Not much is left of the Remer property. Located in Philadelphia’s Kensington-Fishtown neighborhood, the lot wasn’t very large to begin with— just shy of twenty feet wide and a shade over 150 feet deep. It contained a house that was occupied from the late-eighteenth through the mid-nineteenth centuries by the descendants of Matthew Remer, who immigrated here from Germany in the 1750s. When the last of the Remers moved out, the lot passed through various hands over the decades.
The Remer property was eventually acquired by the Pennsylvania Department of Transportation (PennDOT) in the 1960s to accommodate I-95, the new interstate highway being built along the East Coast that stretches from Maine to Florida. Not long after came the earth movers and cement mixers and hard-hatted workers, who built a tall and imposing concrete abutment on the property that had all the subtlety of a medieval fortification.

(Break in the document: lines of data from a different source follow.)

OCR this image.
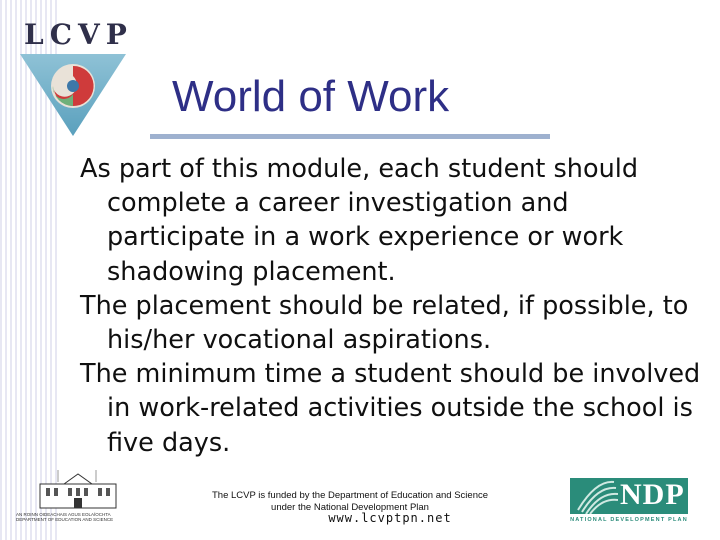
LCVP
World of Work

As part of this module, each student should complete a career investigation and participate in a work experience or work shadowing placement.

The placement should be related, if possible, to his/her vocational aspirations.

The minimum time a student should be involved in work-related activities outside the school is five days.

AN ROINN OIDEACHAIS AGUS EOLAÍOCHTA DEPARTMENT OF EDUCATION AND SCIENCE
The LCVP is funded by the Department of Education and Science
under the National Development Plan
www.lcvptpn.net
NDP
NATIONAL DEVELOPMENT PLAN
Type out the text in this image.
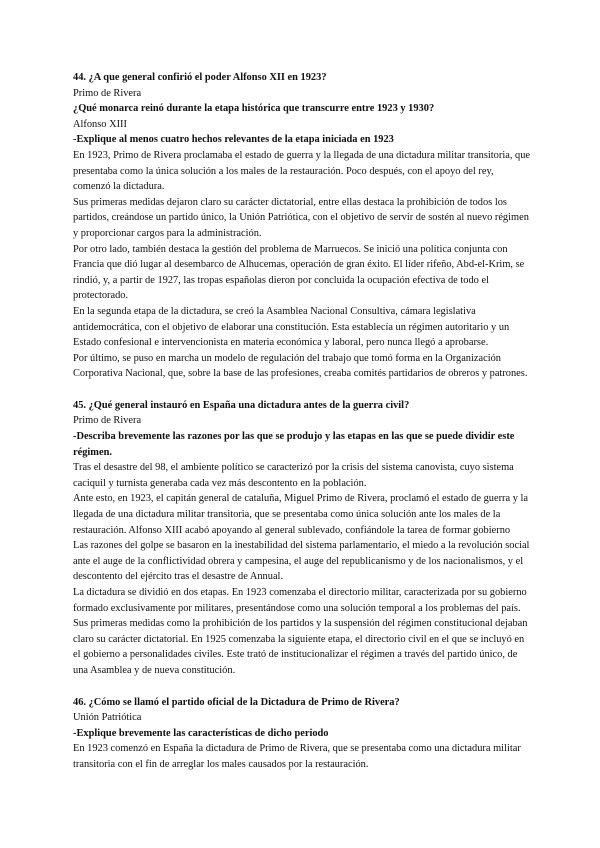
44. ¿A que general confirió el poder Alfonso XII en 1923?
Primo de Rivera
¿Qué monarca reinó durante la etapa histórica que transcurre entre 1923 y 1930?
Alfonso XIII
-Explique al menos cuatro hechos relevantes de la etapa iniciada en 1923
En 1923, Primo de Rivera proclamaba el estado de guerra y la llegada de una dictadura militar transitoria, que presentaba como la única solución a los males de la restauración. Poco después, con el apoyo del rey, comenzó la dictadura.
Sus primeras medidas dejaron claro su carácter dictatorial, entre ellas destaca la prohibición de todos los partidos, creándose un partido único, la Unión Patriótica, con el objetivo de servir de sostén al nuevo régimen y proporcionar cargos para la administración.
Por otro lado, también destaca la gestión del problema de Marruecos. Se inició una política conjunta con Francia que dió lugar al desembarco de Alhucemas, operación de gran éxito. El líder rifeño, Abd-el-Krim, se rindió, y, a partir de 1927, las tropas españolas dieron por concluida la ocupación efectiva de todo el protectorado.
En la segunda etapa de la dictadura, se creó la Asamblea Nacional Consultiva, cámara legislativa antidemocrática, con el objetivo de elaborar una constitución. Esta establecía un régimen autoritario y un Estado confesional e intervencionista en materia económica y laboral, pero nunca llegó a aprobarse.
Por último, se puso en marcha un modelo de regulación del trabajo que tomó forma en la Organización Corporativa Nacional, que, sobre la base de las profesiones, creaba comités partidarios de obreros y patrones.
45. ¿Qué general instauró en España una dictadura antes de la guerra civil?
Primo de Rivera
-Describa brevemente las razones por las que se produjo y las etapas en las que se puede dividir este régimen.
Tras el desastre del 98, el ambiente político se caracterizó por la crisis del sistema canovista, cuyo sistema caciquil y turnista generaba cada vez más descontento en la población.
Ante esto, en 1923, el capitán general de cataluña, Miguel Primo de Rivera, proclamó el estado de guerra y la llegada de una dictadura militar transitoria, que se presentaba como única solución ante los males de la restauración. Alfonso XIII acabó apoyando al general sublevado, confiándole la tarea de formar gobierno
Las razones del golpe se basaron en la inestabilidad del sistema parlamentario, el miedo a la revolución social ante el auge de la conflictividad obrera y campesina, el auge del republicanismo y de los nacionalismos, y el descontento del ejército tras el desastre de Annual.
La dictadura se dividió en dos etapas. En 1923 comenzaba el directorio militar, caracterizada por su gobierno formado exclusivamente por militares, presentándose como una solución temporal a los problemas del país. Sus primeras medidas como la prohibición de los partidos y la suspensión del régimen constitucional dejaban claro su carácter dictatorial. En 1925 comenzaba la siguiente etapa, el directorio civil en el que se incluyó en el gobierno a personalidades civiles. Este trató de institucionalizar el régimen a través del partido único, de una Asamblea y de nueva constitución.
46. ¿Cómo se llamó el partido oficial de la Dictadura de Primo de Rivera?
Unión Patriótica
-Explique brevemente las características de dicho periodo
En 1923 comenzó en España la dictadura de Primo de Rivera, que se presentaba como una dictadura militar transitoria con el fin de arreglar los males causados por la restauración.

All that remained of the lot was a narrow, weedy strip that served as a repository for discarded coffee cups and windblown litter.
But that strip has yielded a vast treasure trove of local history. Archaeologists excavating it have recovered some 250 Native American artifacts dating from approximately 1200 to 500 B.C. They have also found a series of ten barrel and box privies, which contained some 25,000 Euro-American artifacts ranging from a single domino to an English pearlware bowl.
“And at the bottom of one of them, we found a pair of eyeglasses,” said Doug Mooney, a senior archaeologist with AECOM, a Fortune 500 engineering firm that is involved in the reconstruction of the Girard Avenue interchange segment of I-95 as well as the archaeological work that, mandated by the National Historic Preservation Act and the National Environmental Policy Act, precedes the construction. The team sought advice from experts in historic eyewear. ”And they looked at (the glasses), and they were like, you guys have no idea what you have here,” Mooney said. Eyeglass experts have flown over from Germany just to inspect them. It turns out they may be the oldest eyeglasses ever found in America.